The gap between the most expensive and most affordable smartphones in India is a bit crazy. At the top of the line, you find the iPhones and Galaxy Notes selling for upwards of Rs 50,000 and some even touching Rs 60,000. And at the bottom of the pyramid, you can get an Android phone for less than Rs 3,000.

The expensive ones are not worth their price. The cheapest ones are purely functional without letting you actually take advantage of Android—you’d be better off with a dumb phone by Nokia in that range.

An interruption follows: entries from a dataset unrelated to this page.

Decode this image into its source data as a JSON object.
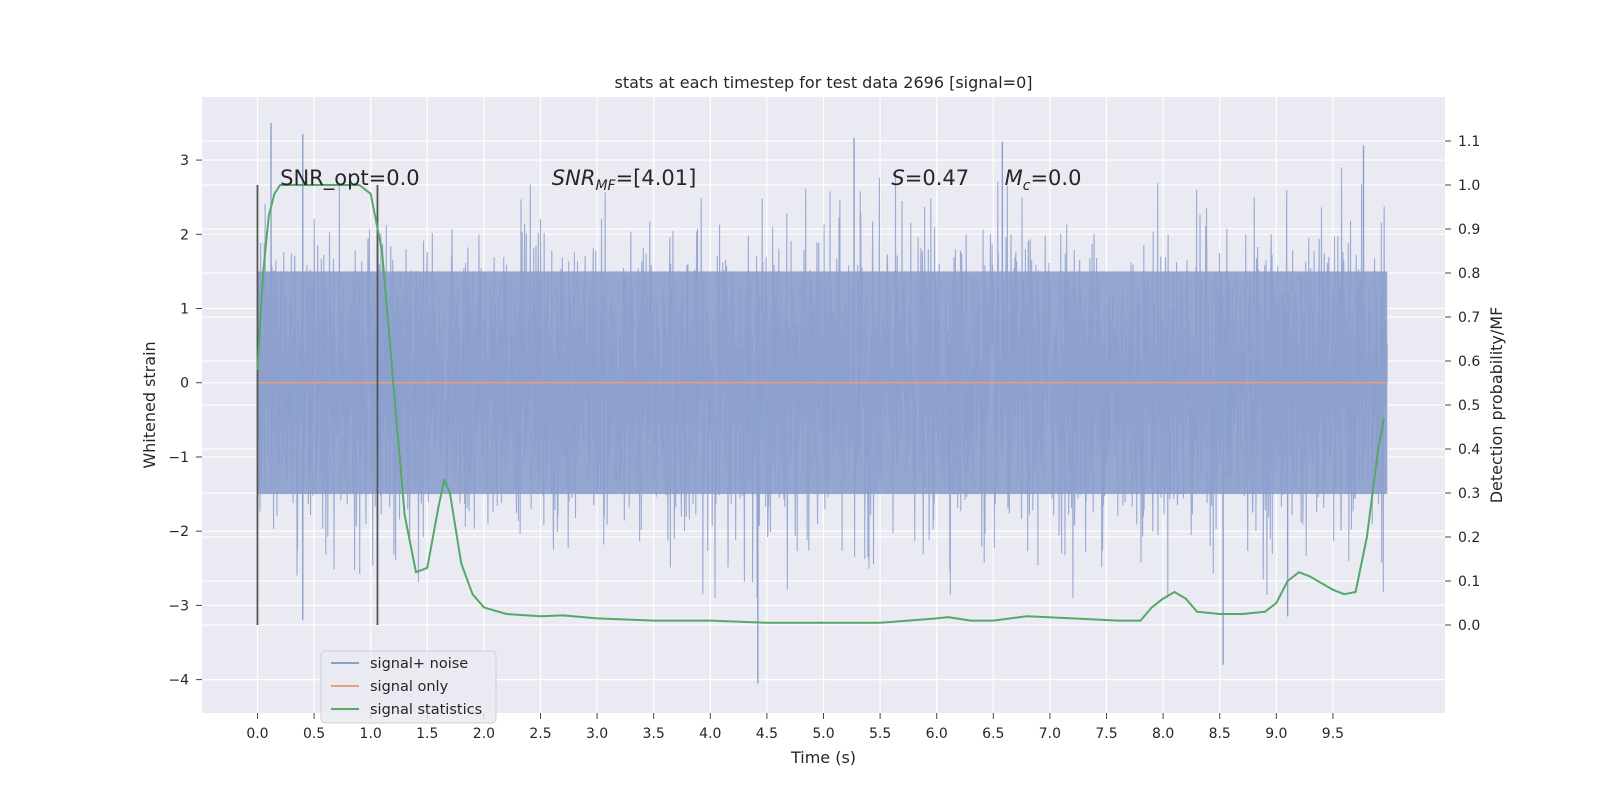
{
  "chart_data": {
    "type": "line",
    "title": "stats at each timestep for test data 2696 [signal=0]",
    "xlabel": "Time (s)",
    "ylabel_left": "Whitened strain",
    "ylabel_right": "Detection probability/MF",
    "xlim": [
      -0.49,
      10.49
    ],
    "ylim_left": [
      -4.45,
      3.85
    ],
    "ylim_right": [
      -0.2,
      1.2
    ],
    "x_ticks": [
      "0.0",
      "0.5",
      "1.0",
      "1.5",
      "2.0",
      "2.5",
      "3.0",
      "3.5",
      "4.0",
      "4.5",
      "5.0",
      "5.5",
      "6.0",
      "6.5",
      "7.0",
      "7.5",
      "8.0",
      "8.5",
      "9.0",
      "9.5"
    ],
    "y_ticks_left": [
      "−4",
      "−3",
      "−2",
      "−1",
      "0",
      "1",
      "2",
      "3"
    ],
    "y_ticks_right": [
      "0.0",
      "0.1",
      "0.2",
      "0.3",
      "0.4",
      "0.5",
      "0.6",
      "0.7",
      "0.8",
      "0.9",
      "1.0",
      "1.1"
    ],
    "grid": true,
    "legend_position": "lower-left",
    "colors": {
      "noise": "#8c9fcc",
      "signal": "#e5a07f",
      "stats": "#55a868",
      "marker": "#555555",
      "plot_bg": "#eaeaf2",
      "grid": "#ffffff"
    },
    "annotations": [
      {
        "text": "SNR_opt=0.0",
        "x": 0.2,
        "y_right": 1.0
      },
      {
        "text": "SNR",
        "sub": "MF",
        "tail": "=[4.01]",
        "italic_main": true,
        "x": 2.6,
        "y_right": 1.0
      },
      {
        "text": "S",
        "tail": "=0.47",
        "italic_main": true,
        "x": 5.6,
        "y_right": 1.0
      },
      {
        "text": "M",
        "sub": "c",
        "tail": "=0.0",
        "italic_main": true,
        "x": 6.6,
        "y_right": 1.0
      }
    ],
    "vertical_markers": [
      0.0,
      1.06
    ],
    "vertical_marker_range_right": [
      0.0,
      1.0
    ],
    "series": [
      {
        "name": "signal+ noise",
        "axis": "left",
        "kind": "noise",
        "x_range": [
          0.0,
          9.98
        ],
        "typical_range": [
          -1.5,
          1.5
        ],
        "extremes": [
          [
            0.12,
            3.5
          ],
          [
            0.4,
            3.35
          ],
          [
            0.4,
            -3.2
          ],
          [
            4.42,
            -4.05
          ],
          [
            5.27,
            3.3
          ],
          [
            6.58,
            3.25
          ],
          [
            8.53,
            -3.8
          ],
          [
            9.1,
            -3.15
          ],
          [
            9.77,
            3.2
          ]
        ]
      },
      {
        "name": "signal only",
        "axis": "left",
        "kind": "line",
        "x": [
          0.0,
          9.98
        ],
        "y": [
          0.0,
          0.0
        ]
      },
      {
        "name": "signal statistics",
        "axis": "right",
        "kind": "line",
        "x": [
          0.0,
          0.05,
          0.1,
          0.15,
          0.2,
          0.3,
          0.5,
          0.7,
          0.9,
          1.0,
          1.1,
          1.2,
          1.3,
          1.4,
          1.5,
          1.6,
          1.65,
          1.7,
          1.8,
          1.9,
          2.0,
          2.2,
          2.5,
          2.7,
          3.0,
          3.5,
          4.0,
          4.5,
          5.0,
          5.5,
          6.0,
          6.1,
          6.3,
          6.5,
          6.8,
          7.2,
          7.6,
          7.8,
          7.9,
          8.0,
          8.1,
          8.2,
          8.3,
          8.5,
          8.7,
          8.9,
          9.0,
          9.1,
          9.2,
          9.3,
          9.4,
          9.5,
          9.6,
          9.7,
          9.8,
          9.9,
          9.95
        ],
        "y": [
          0.58,
          0.8,
          0.93,
          0.98,
          1.0,
          1.0,
          1.0,
          1.0,
          1.0,
          0.98,
          0.85,
          0.55,
          0.25,
          0.12,
          0.13,
          0.27,
          0.33,
          0.3,
          0.14,
          0.07,
          0.04,
          0.025,
          0.02,
          0.022,
          0.015,
          0.01,
          0.01,
          0.005,
          0.005,
          0.005,
          0.015,
          0.018,
          0.01,
          0.01,
          0.02,
          0.015,
          0.01,
          0.01,
          0.04,
          0.06,
          0.075,
          0.06,
          0.03,
          0.025,
          0.025,
          0.03,
          0.05,
          0.1,
          0.12,
          0.11,
          0.095,
          0.08,
          0.07,
          0.075,
          0.2,
          0.4,
          0.47
        ]
      }
    ]
  }
}
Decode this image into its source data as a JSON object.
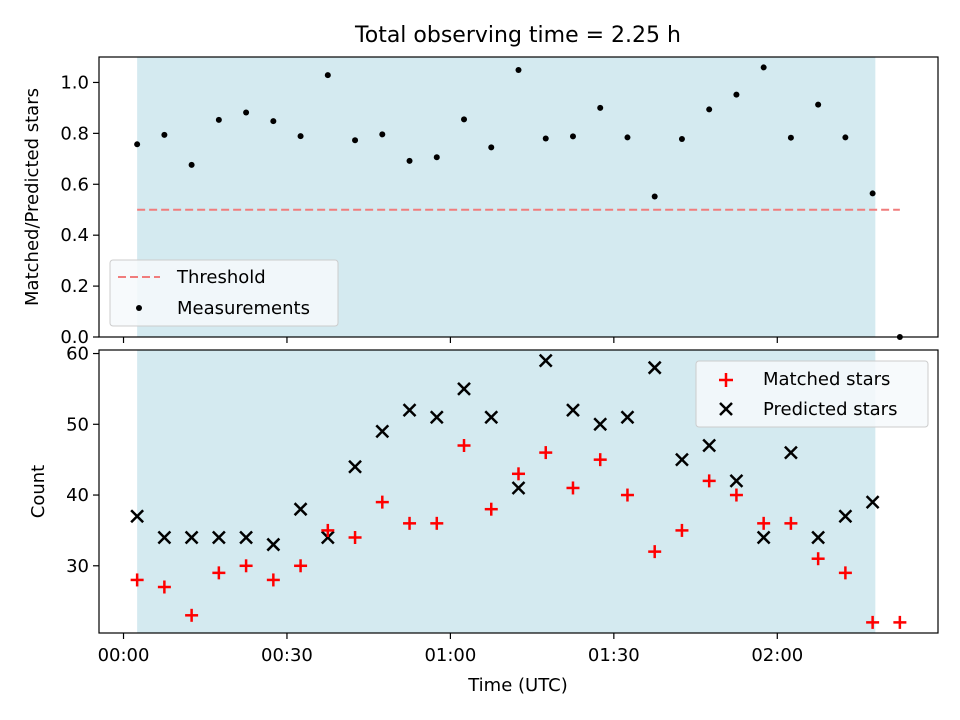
{
  "title": "Total observing time = 2.25 h",
  "colors": {
    "band": "#d4eaf0",
    "threshold": "#f07c7c",
    "matched": "#ff0000",
    "predicted": "#000000",
    "measurement": "#000000"
  },
  "chart_data": [
    {
      "type": "scatter",
      "panel": "top",
      "ylabel": "Matched/Predicted stars",
      "ylim": [
        0.0,
        1.1
      ],
      "yticks": [
        0.0,
        0.2,
        0.4,
        0.6,
        0.8,
        1.0
      ],
      "ytick_labels": [
        "0.0",
        "0.2",
        "0.4",
        "0.6",
        "0.8",
        "1.0"
      ],
      "x_unit": "minutes since 00:00 UTC",
      "xlim": [
        -4.5,
        149.5
      ],
      "shaded_span": [
        2.5,
        138
      ],
      "threshold": {
        "name": "Threshold",
        "value": 0.5,
        "x_range": [
          2.5,
          142.5
        ]
      },
      "series": [
        {
          "name": "Measurements",
          "x": [
            2.5,
            7.5,
            12.5,
            17.5,
            22.5,
            27.5,
            32.5,
            37.5,
            42.5,
            47.5,
            52.5,
            57.5,
            62.5,
            67.5,
            72.5,
            77.5,
            82.5,
            87.5,
            92.5,
            97.5,
            102.5,
            107.5,
            112.5,
            117.5,
            122.5,
            127.5,
            132.5,
            137.5,
            142.5
          ],
          "values": [
            0.757,
            0.794,
            0.676,
            0.853,
            0.882,
            0.848,
            0.789,
            1.029,
            0.773,
            0.796,
            0.692,
            0.706,
            0.855,
            0.745,
            1.049,
            0.78,
            0.788,
            0.9,
            0.784,
            0.552,
            0.778,
            0.894,
            0.952,
            1.059,
            0.783,
            0.913,
            0.784,
            0.564,
            0.0
          ]
        }
      ],
      "legend": {
        "placement": "lower-left",
        "entries": [
          "Threshold",
          "Measurements"
        ]
      }
    },
    {
      "type": "scatter",
      "panel": "bottom",
      "ylabel": "Count",
      "xlabel": "Time (UTC)",
      "ylim": [
        20.5,
        60.5
      ],
      "yticks": [
        30,
        40,
        50,
        60
      ],
      "ytick_labels": [
        "30",
        "40",
        "50",
        "60"
      ],
      "xlim": [
        -4.5,
        149.5
      ],
      "xticks": [
        0,
        30,
        60,
        90,
        120
      ],
      "xtick_labels": [
        "00:00",
        "00:30",
        "01:00",
        "01:30",
        "02:00"
      ],
      "shaded_span": [
        2.5,
        138
      ],
      "series": [
        {
          "name": "Matched stars",
          "marker": "+",
          "x": [
            2.5,
            7.5,
            12.5,
            17.5,
            22.5,
            27.5,
            32.5,
            37.5,
            42.5,
            47.5,
            52.5,
            57.5,
            62.5,
            67.5,
            72.5,
            77.5,
            82.5,
            87.5,
            92.5,
            97.5,
            102.5,
            107.5,
            112.5,
            117.5,
            122.5,
            127.5,
            132.5,
            137.5,
            142.5
          ],
          "values": [
            28,
            27,
            23,
            29,
            30,
            28,
            30,
            35,
            34,
            39,
            36,
            36,
            47,
            38,
            43,
            46,
            41,
            45,
            40,
            32,
            35,
            42,
            40,
            36,
            36,
            31,
            29,
            22,
            22
          ]
        },
        {
          "name": "Predicted stars",
          "marker": "x",
          "x": [
            2.5,
            7.5,
            12.5,
            17.5,
            22.5,
            27.5,
            32.5,
            37.5,
            42.5,
            47.5,
            52.5,
            57.5,
            62.5,
            67.5,
            72.5,
            77.5,
            82.5,
            87.5,
            92.5,
            97.5,
            102.5,
            107.5,
            112.5,
            117.5,
            122.5,
            127.5,
            132.5,
            137.5
          ],
          "values": [
            37,
            34,
            34,
            34,
            34,
            33,
            38,
            34,
            44,
            49,
            52,
            51,
            55,
            51,
            41,
            59,
            52,
            50,
            51,
            58,
            45,
            47,
            42,
            34,
            46,
            34,
            37,
            39
          ]
        }
      ],
      "legend": {
        "placement": "upper-right",
        "entries": [
          "Matched stars",
          "Predicted stars"
        ]
      }
    }
  ]
}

So where does a “good enough” Android experience start and what do you need for it? Every few months, that price keeps decreasing as manufacturers are able to fit better hardware at lower prices. Till a year ago, Rs. 10,000 was the lowest I would go to in recommending a smartphone. But that’s changed now with a new crop of devices like the Xolo A600.

It’s not that these are fantastic phones. But unlike handsets previously available in this range, they don’t suffer from poor hardware. If you aren’t going to buy the top-of-the-line phone, there are always going to be some compromises. But in this new lot, those compromises have been reduced.

A recent survey by Nielsen showed that the Indian buyer has three things on his or her mind when purchasing a smartphone: brand, battery and screen. And so far, buying a phone for less than Rs 10,000 meant either compromising on screen quality or battery life. However, phones like the Xolo A600 and Micromax Canvas A77 can now meet those criteria at Rs 7,500. Yup, a brand like Micromax is no longer seen as inferior.

Xolo A600 Xolo A600

Take the Xolo A600 (read our full review tomorrow). The screen is bright, vibrant, legible under direct sunlight, and has good viewing angles, which is an oft-demanded feature by people who commute a lot and can’t always hold their phone in a certain way. And its battery life clocks in at over 18 hours of average use and 6 hours of continuous video playback. That’s good enough for most users.

Even apart from that, the phone is perfectly functional. Sure, you aren’t going to be multi-tasking like a pro on it or playing games like Asphalt 8 without a stutter, but those are the compromises that one can live with, as long as the basics are taken care of.

Slowly but surely, the price of a “good enough” Android experience is inching towards the Rs 5,000 mark.